I'm swimming in great food here. Finally the desert onslaught begins with a desert wine, 2009 / SAUTERNES Château Haut-Bergeron and a raspberry shortbread dish with olive oil ice cream. They also try and serve me a crispy Tower Nut with chocolate from their Manufacturer in Paris. I avoid it, drinking only the 2002 / RIVESALTES Gérard Bertrand.
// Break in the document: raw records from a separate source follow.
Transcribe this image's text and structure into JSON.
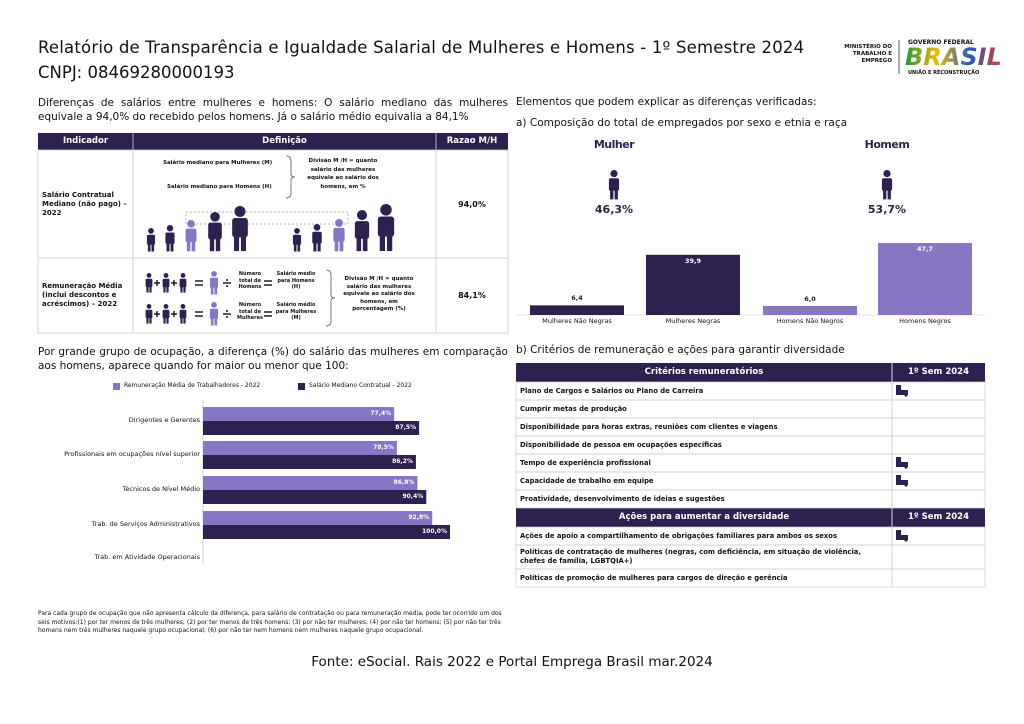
{
  "header": {
    "title": "Relatório de Transparência e Igualdade Salarial de Mulheres e Homens - 1º Semestre 2024",
    "cnpj": "CNPJ: 08469280000193",
    "ministry": "MINISTÉRIO DO TRABALHO E EMPREGO",
    "logo_top": "GOVERNO FEDERAL",
    "logo_main": "BRASIL",
    "logo_bottom": "UNIÃO E RECONSTRUÇÃO"
  },
  "salary": {
    "intro": "Diferenças de salários entre mulheres e homens: O salário mediano das mulheres equivale a 94,0% do recebido pelos homens. Já o salário médio equivalia a 84,1%",
    "table": {
      "headers": [
        "Indicador",
        "Definição",
        "Razao M/H"
      ],
      "rows": [
        {
          "indicator": "Salário Contratual Mediano (não pago) – 2022",
          "definition": {
            "women": "Salário mediano para Mulheres (M)",
            "men": "Salário mediano para Homens (H)",
            "division": "Divisão M /H = quanto salário das mulheres equivale ao salário dos homens, em %"
          },
          "ratio": "94,0%"
        },
        {
          "indicator": "Remuneração Média (inclui descontos e acréscimos) – 2022",
          "definition": {
            "men_total": "Número total de Homens",
            "men_salary": "Salário médio para Homens (H)",
            "women_total": "Número total de Mulheres",
            "women_salary": "Salário médio para Mulheres (M)",
            "division": "Divisão M /H = quanto salário das mulheres equivale ao salário dos homens, em porcentagem (%)"
          },
          "ratio": "84,1%"
        }
      ]
    }
  },
  "composition": {
    "heading": "Elementos que podem explicar as diferenças verificadas:",
    "subtitle": "a) Composição do total de empregados por sexo e etnia e raça",
    "groups": [
      {
        "label": "Mulher",
        "share": "46,3%"
      },
      {
        "label": "Homem",
        "share": "53,7%"
      }
    ],
    "chart": {
      "type": "bar",
      "categories": [
        "Mulheres Não Negras",
        "Mulheres Negras",
        "Homens Não Negros",
        "Homens Negros"
      ],
      "values": [
        6.4,
        39.9,
        6.0,
        47.7
      ],
      "value_labels": [
        "6,4",
        "39,9",
        "6,0",
        "47,7"
      ],
      "colors": [
        "#2e2150",
        "#2e2150",
        "#8676c4",
        "#8676c4"
      ]
    }
  },
  "occupation": {
    "title": "Por grande grupo de ocupação, a diferença (%) do salário das mulheres em comparação aos homens, aparece quando for maior ou menor que 100:",
    "chart": {
      "type": "bar",
      "orientation": "horizontal",
      "categories": [
        "Dirigentes e Gerentes",
        "Profissionais em ocupações nível superior",
        "Técnicos de Nível Médio",
        "Trab. de Serviços Administrativos",
        "Trab. em Atividade Operacionais"
      ],
      "series": [
        {
          "name": "Remuneração Média de Trabalhadores - 2022",
          "color": "#8676c4",
          "values": [
            77.4,
            78.5,
            86.8,
            92.8,
            null
          ],
          "value_labels": [
            "77,4%",
            "78,5%",
            "86,8%",
            "92,8%",
            null
          ]
        },
        {
          "name": "Salário Mediano Contratual - 2022",
          "color": "#2e2150",
          "values": [
            87.5,
            86.2,
            90.4,
            100.0,
            null
          ],
          "value_labels": [
            "87,5%",
            "86,2%",
            "90,4%",
            "100,0%",
            null
          ]
        }
      ]
    },
    "footnote": "Para cada grupo de ocupação que não apresenta cálculo da diferença, para salário de contratação ou para remuneração média, pode ter ocorrido um dos seis motivos:(1) por ter menos de três mulheres; (2) por ter menos de três homens; (3) por não ter mulheres; (4) por não ter homens; (5) por não ter três homens nem três mulheres naquele grupo ocupacional; (6) por não ter nem homens nem mulheres naquele grupo ocupacional."
  },
  "criteria": {
    "title": "b) Critérios de remuneração e ações para garantir diversidade",
    "sections": [
      {
        "headers": [
          "Critérios remuneratórios",
          "1º Sem 2024"
        ],
        "rows": [
          {
            "label": "Plano de Cargos e Salários ou Plano de Carreira",
            "checked": true
          },
          {
            "label": "Cumprir metas de produção",
            "checked": false
          },
          {
            "label": "Disponibilidade para horas extras, reuniões com clientes e viagens",
            "checked": false
          },
          {
            "label": "Disponibilidade de pessoa em ocupações específicas",
            "checked": false
          },
          {
            "label": "Tempo de experiência profissional",
            "checked": true
          },
          {
            "label": "Capacidade de trabalho em equipe",
            "checked": true
          },
          {
            "label": "Proatividade, desenvolvimento de ideias e sugestões",
            "checked": false
          }
        ]
      },
      {
        "headers": [
          "Ações para aumentar a diversidade",
          "1º Sem 2024"
        ],
        "rows": [
          {
            "label": "Ações de apoio a compartilhamento de obrigações familiares para ambos os sexos",
            "checked": true
          },
          {
            "label": "Políticas de contratação de mulheres (negras, com deficiência, em situação de violência, chefes de família, LGBTQIA+)",
            "checked": false
          },
          {
            "label": "Políticas de promoção de mulheres para cargos de direção e gerência",
            "checked": false
          }
        ]
      }
    ]
  },
  "source": "Fonte: eSocial. Rais 2022 e Portal Emprega Brasil mar.2024"
}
I have been in Le Jules Verne for 2 ½ hours and I've had more than enough. I take some photos of the Eiffel Tower lit up at night and declining the taxi the restaurant offers to call for me, I go back to the train station for the short ride back to St. Michel station. Turns out it's the last train. We are urged to hurry on board. I had no idea trains stopped running in Paris at 11:30. Seems a bit early to me, considering young children are still out and about at this time. I return to my dungeon after a miraculous meal. Great as the meal was, my hotel room nearly cancels it out.